The debate over natural gas exportation has created some unfamiliar enemies and even more unfamiliar friends. While it’s pretty obvious who the supporters are, some of the largest opponents are not who you would expect: manufacturers. Leading the charge is a group known as America’s Energy Advantage, and they have a wide range of supporters including stalwarts of manufacturing. The largest and most vocal opponent being The Dow Chemical Company (NYSE:DOW).

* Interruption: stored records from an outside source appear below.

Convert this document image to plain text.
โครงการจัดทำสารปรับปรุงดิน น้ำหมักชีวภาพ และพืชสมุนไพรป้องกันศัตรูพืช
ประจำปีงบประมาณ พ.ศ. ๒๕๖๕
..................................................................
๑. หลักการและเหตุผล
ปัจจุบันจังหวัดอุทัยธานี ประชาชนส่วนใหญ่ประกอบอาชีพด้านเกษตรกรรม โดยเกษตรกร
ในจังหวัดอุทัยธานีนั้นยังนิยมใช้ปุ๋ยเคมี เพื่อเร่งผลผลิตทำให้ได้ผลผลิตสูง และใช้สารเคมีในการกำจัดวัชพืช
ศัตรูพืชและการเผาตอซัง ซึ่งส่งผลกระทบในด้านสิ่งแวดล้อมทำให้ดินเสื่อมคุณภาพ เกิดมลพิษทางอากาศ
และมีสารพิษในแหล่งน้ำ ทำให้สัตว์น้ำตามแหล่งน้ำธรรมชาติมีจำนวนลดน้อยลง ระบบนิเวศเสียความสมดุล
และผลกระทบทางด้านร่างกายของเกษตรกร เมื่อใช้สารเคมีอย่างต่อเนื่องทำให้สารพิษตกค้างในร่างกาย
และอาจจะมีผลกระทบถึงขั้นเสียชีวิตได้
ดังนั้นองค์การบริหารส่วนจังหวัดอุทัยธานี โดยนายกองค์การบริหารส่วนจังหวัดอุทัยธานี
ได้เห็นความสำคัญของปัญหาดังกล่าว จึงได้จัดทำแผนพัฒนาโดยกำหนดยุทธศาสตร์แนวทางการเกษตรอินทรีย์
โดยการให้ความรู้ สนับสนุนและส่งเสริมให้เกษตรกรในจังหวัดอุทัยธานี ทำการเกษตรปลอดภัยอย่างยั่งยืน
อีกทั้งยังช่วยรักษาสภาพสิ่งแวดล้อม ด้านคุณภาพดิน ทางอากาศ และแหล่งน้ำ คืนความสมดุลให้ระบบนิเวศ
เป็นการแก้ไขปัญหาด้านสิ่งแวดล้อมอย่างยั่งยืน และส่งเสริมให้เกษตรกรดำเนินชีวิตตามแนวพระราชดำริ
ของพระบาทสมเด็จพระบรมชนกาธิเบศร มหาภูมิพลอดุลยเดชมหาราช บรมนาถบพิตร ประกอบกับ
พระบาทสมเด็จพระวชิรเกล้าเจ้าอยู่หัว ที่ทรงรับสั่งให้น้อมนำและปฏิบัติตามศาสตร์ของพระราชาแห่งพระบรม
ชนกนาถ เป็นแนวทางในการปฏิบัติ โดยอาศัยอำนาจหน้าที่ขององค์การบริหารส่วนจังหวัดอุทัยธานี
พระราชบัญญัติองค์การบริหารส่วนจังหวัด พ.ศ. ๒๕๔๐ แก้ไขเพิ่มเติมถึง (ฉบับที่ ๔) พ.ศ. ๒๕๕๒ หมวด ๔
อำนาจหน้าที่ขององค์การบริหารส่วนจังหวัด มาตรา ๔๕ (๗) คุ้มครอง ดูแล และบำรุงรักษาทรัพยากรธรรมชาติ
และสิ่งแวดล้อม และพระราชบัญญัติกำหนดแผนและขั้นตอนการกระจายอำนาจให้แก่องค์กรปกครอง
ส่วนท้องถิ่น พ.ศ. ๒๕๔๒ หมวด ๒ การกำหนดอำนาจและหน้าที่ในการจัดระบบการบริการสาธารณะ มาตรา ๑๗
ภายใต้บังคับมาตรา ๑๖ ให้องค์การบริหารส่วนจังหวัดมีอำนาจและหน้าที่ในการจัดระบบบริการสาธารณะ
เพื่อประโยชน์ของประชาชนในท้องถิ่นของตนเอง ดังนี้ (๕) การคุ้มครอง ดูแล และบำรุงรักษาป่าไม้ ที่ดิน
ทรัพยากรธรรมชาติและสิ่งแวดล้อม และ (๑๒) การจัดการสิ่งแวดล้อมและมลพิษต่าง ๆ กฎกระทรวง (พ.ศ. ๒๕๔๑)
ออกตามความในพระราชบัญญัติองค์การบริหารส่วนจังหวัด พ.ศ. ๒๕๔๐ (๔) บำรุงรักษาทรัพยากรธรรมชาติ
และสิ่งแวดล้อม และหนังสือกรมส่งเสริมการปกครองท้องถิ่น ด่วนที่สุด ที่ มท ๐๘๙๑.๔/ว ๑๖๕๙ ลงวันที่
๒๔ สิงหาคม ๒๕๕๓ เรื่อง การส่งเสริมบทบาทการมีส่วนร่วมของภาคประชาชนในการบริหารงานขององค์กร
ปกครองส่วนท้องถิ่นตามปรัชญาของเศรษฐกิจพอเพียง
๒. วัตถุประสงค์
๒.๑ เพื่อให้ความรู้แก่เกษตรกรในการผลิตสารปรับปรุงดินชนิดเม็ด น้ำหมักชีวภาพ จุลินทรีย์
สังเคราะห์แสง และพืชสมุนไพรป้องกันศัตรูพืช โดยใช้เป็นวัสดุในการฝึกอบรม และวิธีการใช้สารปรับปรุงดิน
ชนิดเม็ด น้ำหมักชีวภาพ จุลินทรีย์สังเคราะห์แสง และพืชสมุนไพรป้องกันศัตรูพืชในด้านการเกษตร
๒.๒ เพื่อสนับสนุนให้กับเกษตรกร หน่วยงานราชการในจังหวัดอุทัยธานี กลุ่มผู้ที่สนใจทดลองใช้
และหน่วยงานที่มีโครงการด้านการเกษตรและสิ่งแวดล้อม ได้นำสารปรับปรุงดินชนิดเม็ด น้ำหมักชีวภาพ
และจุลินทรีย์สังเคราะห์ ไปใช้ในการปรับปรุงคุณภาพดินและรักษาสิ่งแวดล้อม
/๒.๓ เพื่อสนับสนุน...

Let’s look at why The Dow Chemical Company (NYSE:DOW) wants to keep natural gas on U.S. shores and what it’s doing to keep it here:
Keep the gas, keep the profits
The one simple reason that The Dow Chemical Company (NYSE:DOW) and its partners in America’s Energy Advantage are advocating for not exporting LNG is to keep the gas here to power energy-intensive manufacturing. Industries like steel and chemicals demand large amounts of energy, and cheap gas in the U.S. gives these companies incentive to produce here.
Steel giant Nucor Corporation (NYSE:NUE) will be opening a direct-reduced iron (DRI) plant in Louisiana. This plant was built in large part because of favorable energy prices due to cheap natural gas and will be the only one of its kind in the U.S. Alcoa Inc (NYSE:AA) is another proponent of keeping the energy source within our borders. The aluminum giant has joined up with America’s Energy Advantage group to protect a cheap source of energy. In the case of The Dow Chemical Company (NYSE:DOW), though, there is so much more than energy behind this move.
Even though The Dow Chemical Company (NYSE:DOW) creates a wide variety of products, most of them are derived from fossil fuels. Ethylene, one of the principal building blocks for these chemicals, is derived from two feedstocks: ethane (a natural gas product) and naptha (a petroleum-based product). With the large boom in natural gas production, the price for its feedstocks has fallen drastically, and now the U.S. is one of the cheapest sources for ethylene.
This cheap feedstock has sent production up over one-third in the past five years, and has given a nice pad to chemical company earnings. LyondellBassell Industries NV (NYSE:LYB) reported that 2012 was a record year in terms of earnings despite a 6% drop in revenue. These kinds of results have resulted in a mad rush to increase capacity. The entire industry has plans to spend about $30 billion in new plants to take advantage of cheap feedstock. The Dow Chemical Company (NYSE:DOW) personally is looking to invest $1.7 billion to build what would be the company’s largest ethylene facility and would increase the company’s ethylene capacity by 1.5 million tons per year. With so much invested in cheap natural gas, it should come as no surprise that the company will look to protect that position for as long as possible.